Architecture:                    x86_64
CPU op-mode(s):                  32-bit, 64-bit
Byte Order:                      Little Endian
Address sizes:                   40 bits physical, 48 bits virtual
CPU(s):                          16
On-line CPU(s) list:             0-15
Thread(s) per core:              1
Core(s) per socket:              1
Socket(s):                       16
NUMA node(s):                    1
Vendor ID:                       GenuineIntel
CPU family:                      6
Model:                           45
Model name:                      Intel(R) Xeon(R) CPU E5-4620 0 @ 2.20GHz
Stepping:                        7
CPU MHz:                         2199.998
BogoMIPS:                        4399.99
Virtualization:                  VT-x
Hypervisor vendor:               KVM
Virtualization type:             full
L1d cache:                       512 KiB
L1i cache:                       512 KiB
L2 cache:                        64 MiB
L3 cache:                        256 MiB
NUMA node0 CPU(s):               0-15
Vulnerability L1tf:              Mitigation; PTE Inversion; VMX flush not necessary, SMT disabled
Vulnerability Mds:               Mitigation; Clear CPU buffers; SMT Host state unknown
Vulnerability Meltdown:          Vulnerable
Vulnerability Spec store bypass: Mitigation; Speculative Store Bypass disabled via prctl and seccomp
Vulnerability Spectre v1:        Mitigation; usercopy/swapgs barriers and __user pointer sanitization
Vulnerability Spectre v2:        Vulnerable, IBPB: disabled, STIBP: disabled
Flags:                           fpu vme de pse tsc msr pae mce cx8 apic sep mtrr pge mca cmov pat pse36 clflush mmx fxsr sse sse2 ss syscall nx pdpe1gb rdtscp l
                                 m constant_tsc arch_perfmon rep_good nopl xtopology cpuid tsc_known_freq pni pclmulqdq vmx ssse3 cx16 pcid sse4_1 sse4_2 x2apic 
                                 popcnt tsc_deadline_timer aes xsave avx hypervisor lahf_lm cpuid_fault ssbd ibrs ibpb stibp tpr_shadow vnmi flexpriority ept vpi
                                 d tsc_adjust xsaveopt arat umip md_clear arch_capabilities

So, to rule out that it has something to do with kernel config,
I just ran up a kernel built with your config.gz, and the problem
does not manifest.

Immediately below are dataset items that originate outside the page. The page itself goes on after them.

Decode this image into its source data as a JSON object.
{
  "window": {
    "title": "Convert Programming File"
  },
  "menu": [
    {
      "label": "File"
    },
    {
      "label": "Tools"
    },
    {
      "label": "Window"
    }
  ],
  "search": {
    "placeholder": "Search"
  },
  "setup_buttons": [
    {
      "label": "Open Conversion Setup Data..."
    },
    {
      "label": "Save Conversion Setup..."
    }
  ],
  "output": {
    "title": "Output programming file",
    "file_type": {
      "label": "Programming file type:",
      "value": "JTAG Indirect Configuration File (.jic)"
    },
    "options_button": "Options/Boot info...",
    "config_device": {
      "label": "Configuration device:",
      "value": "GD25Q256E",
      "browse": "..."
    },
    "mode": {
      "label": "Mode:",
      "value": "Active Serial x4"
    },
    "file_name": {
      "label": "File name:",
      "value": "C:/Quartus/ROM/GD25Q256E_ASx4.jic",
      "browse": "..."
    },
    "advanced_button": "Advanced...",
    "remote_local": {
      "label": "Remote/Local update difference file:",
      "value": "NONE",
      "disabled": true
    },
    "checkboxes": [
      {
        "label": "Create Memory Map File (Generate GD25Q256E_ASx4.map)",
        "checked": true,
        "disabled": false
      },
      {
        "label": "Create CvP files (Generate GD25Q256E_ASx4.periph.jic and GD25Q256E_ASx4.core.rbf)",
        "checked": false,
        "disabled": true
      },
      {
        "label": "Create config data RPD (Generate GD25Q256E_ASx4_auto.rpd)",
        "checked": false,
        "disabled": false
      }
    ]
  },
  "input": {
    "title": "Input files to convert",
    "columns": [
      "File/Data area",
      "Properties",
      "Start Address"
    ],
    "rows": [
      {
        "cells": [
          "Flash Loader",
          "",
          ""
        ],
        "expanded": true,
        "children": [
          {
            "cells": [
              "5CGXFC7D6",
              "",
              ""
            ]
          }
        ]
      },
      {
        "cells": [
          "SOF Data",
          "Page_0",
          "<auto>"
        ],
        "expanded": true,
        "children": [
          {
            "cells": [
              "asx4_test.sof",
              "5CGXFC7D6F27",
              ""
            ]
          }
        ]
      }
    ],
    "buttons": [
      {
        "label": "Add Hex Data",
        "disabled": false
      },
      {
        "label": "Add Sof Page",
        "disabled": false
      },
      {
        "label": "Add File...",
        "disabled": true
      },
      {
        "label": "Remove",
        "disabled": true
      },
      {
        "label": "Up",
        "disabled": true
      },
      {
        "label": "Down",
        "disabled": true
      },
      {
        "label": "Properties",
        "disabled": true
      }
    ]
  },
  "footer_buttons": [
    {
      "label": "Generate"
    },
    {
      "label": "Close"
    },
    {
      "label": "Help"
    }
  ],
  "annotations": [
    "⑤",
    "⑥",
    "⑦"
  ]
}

The only difference was a few drivers I needed to
boot my test VMs, and I was previously not using paravirt spinlocks.

So, I still can't reproduce the problem. Indeed, the workload gets
nowhere near single CPU bound with your config - it's using half the
CPU for the same performance:

%Cpu2  : 19.8 us, 28.2 sy,  0.0 ni,  0.0 id, 52.0 wa,  0.0 hi,  0.0 %si,  0.0 st

Basically, it's spending half it's time waiting on IO. If I wind the
delay down to 1000ns:

%Cpu1  : 42.2 us, 42.2 sy,  0.0 ni,  0.0 id,  0.0 wa,  0.0 hi, 15.6 %si,  0.0 st

it spends an awful lot of time in soft-interrupt, but is back to
being CPU bound.

Despite this, I still don't see any significant amount of task
migration. In fact, I see a lot less with your kernel config that I
do with my original kernel config, because the CPU load was far
lower.

> Just run a quick test several times after applying the above patch, and looks it
> does make a big difference in test './xfs_complete 512' wrt. fio io thread migration.

There's something very different about your system, and it doesn't
appear to be a result of the kernel code itself. I think you're
going to have to do all the testing at the moment, Ming, because
it's clear that my test systems do not show up the problems even
when using the same kernel config as you do...

If you reconfig you kvm setup to pass all the native host side cpu
flags through to the guest, does the problem go away? I think adding
"-cpu host" to your qemu command line will do that...

Cheers,

Dave.
-- 
Dave Chinner
david@xxxxxxxxxxxxx